En la mesa presidencial estaban reunidos varios personajes de marcada importancia
en el universo editorial: Ana María Muñoz Bachs, esa mujer amable y delicada
-reconocida con el Premio Nacional de Edición, 2002- junto a dos representantes
del sello Mercie Ediciones -de Panamá-: Mauricio M. Llanes, gerente general
y Francisco González Casanova, editor principal del sello. Ellos estaban allí
sentados, sonrientes, aunados su gustos diversos por un hombre calvito y de
expresión pícara llamado Félix Mondejar. ¡Claro! Nadie sabe quién es ese Félix,
pero si les hablo de F. Mond muchos saltarán de alegría.
Mond se inició en la escritura en la década del setenta
del siglo XX, entusiasmado por los prólogos de Oscar Hurtado
para antologías de temas fantásticos y de CF. Sus libros
están matizados de un fino humor criollo que se acerca
a la historia, los clásicos del cine y la literatura en
hábiles parodias. Su serie de novelas acerca de las relaciones
entre el planeta Korad y la tierra en una dimensión paralela
del espacio-tiempo empezó a publicarse en 1979. Con
perdón de los terrícolas inició una popularísima
serie que no sólo desborda imaginación, sino que obliga
a descubrir los hitos literarios e históricos en los que
se basan las anécdotas de este universo transfigurado.
El ejemplo más claro son las Krónicas Koradianas
(pensar en las Crónicas Marcianas de Bradbury),
divididas en capítulos no menos burlescos, como "La
Perra de las Galaxias" (La Guerra
de las Galaxias, de George Lucas), "Las Tribulaciones
de un joven Verde" (Las cuitas del joven Werthers,
de Johann Wolfgang von Goethe), "Qué comedia más
divina" (La Divina Comedia, de Dante).
Aunque ha declarado que "la CF es un modo de expresar
lo que nos imaginamos, como toda literatura de ficción.
No hay nada especial en ella" es uno de los escritores
de Ciencia Ficción que se ha mantenido publicando por
más tiempo en Cuba.

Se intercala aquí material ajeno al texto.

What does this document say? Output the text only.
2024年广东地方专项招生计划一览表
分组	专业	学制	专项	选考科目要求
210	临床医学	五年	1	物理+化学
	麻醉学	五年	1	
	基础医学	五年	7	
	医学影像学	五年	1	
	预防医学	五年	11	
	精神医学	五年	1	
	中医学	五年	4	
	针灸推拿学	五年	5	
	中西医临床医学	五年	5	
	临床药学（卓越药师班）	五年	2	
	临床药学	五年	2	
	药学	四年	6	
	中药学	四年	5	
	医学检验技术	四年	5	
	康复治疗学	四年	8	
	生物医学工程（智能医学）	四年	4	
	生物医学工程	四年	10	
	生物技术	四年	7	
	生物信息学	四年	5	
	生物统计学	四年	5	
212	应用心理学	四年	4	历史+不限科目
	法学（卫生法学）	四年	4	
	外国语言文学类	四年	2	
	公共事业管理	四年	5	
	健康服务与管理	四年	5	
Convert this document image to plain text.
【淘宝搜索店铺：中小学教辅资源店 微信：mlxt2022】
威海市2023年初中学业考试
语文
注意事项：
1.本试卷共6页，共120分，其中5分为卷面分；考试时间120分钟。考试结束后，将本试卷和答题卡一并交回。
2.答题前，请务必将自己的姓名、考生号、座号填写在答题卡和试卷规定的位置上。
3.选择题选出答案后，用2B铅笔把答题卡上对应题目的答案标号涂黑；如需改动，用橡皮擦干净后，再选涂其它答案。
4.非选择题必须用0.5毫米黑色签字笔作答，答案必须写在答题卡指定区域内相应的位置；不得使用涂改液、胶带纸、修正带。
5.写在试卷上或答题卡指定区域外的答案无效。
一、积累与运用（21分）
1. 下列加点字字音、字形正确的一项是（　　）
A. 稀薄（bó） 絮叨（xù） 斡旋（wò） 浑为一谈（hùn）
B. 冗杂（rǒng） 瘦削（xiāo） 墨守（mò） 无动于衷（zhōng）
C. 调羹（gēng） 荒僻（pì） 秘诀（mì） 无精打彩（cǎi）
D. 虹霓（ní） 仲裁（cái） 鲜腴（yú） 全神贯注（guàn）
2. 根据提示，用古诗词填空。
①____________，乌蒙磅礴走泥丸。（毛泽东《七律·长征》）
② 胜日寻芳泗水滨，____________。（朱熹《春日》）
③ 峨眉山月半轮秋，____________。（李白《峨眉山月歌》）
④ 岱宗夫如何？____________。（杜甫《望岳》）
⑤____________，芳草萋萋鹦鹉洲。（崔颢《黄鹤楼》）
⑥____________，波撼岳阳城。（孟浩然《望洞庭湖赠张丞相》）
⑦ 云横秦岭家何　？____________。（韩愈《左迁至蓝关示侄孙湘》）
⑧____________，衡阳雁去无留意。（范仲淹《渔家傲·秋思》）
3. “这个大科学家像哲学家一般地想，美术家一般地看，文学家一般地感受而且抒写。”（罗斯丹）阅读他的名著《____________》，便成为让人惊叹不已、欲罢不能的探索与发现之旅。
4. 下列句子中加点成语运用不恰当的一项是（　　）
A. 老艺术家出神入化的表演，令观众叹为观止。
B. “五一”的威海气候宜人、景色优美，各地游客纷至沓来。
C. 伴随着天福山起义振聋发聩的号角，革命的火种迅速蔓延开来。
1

Notables especialistas extranjeros
han tomado su obra como referencia para estudios sobre
autores cubanos de este género.
La
cita de este gris mediodía fue, precisamente, para dar
continuidad a una de sus obsesiones favoritas: la historia
bíblica. Mercie ediciones se presenta este año en la 14
Feria Internacional del Libro con dos títulos de este
popular autor, una novela de ciencia ficción: Vida,
pasión y suerte, y otra de ambiente histórico:
Los que deben morir.
Comentaba Ana María, vieja amiga de Mond, que el anuncio de que estas presentaciones
tendrían lugar le produjo un estado evocativo. Retrocedió a la infancia, cuando
tomaba lecciones de Historia Sagrada y se emocionaba con los sucesos del Antiguo
y el Nuevo Testamento. Las dos novelas de esta cita se centran en el período
de los primeros cuarenta años tras la muerte de Cristo, época contradictoria
y violenta que ha hecho las mieles para más de un narrador.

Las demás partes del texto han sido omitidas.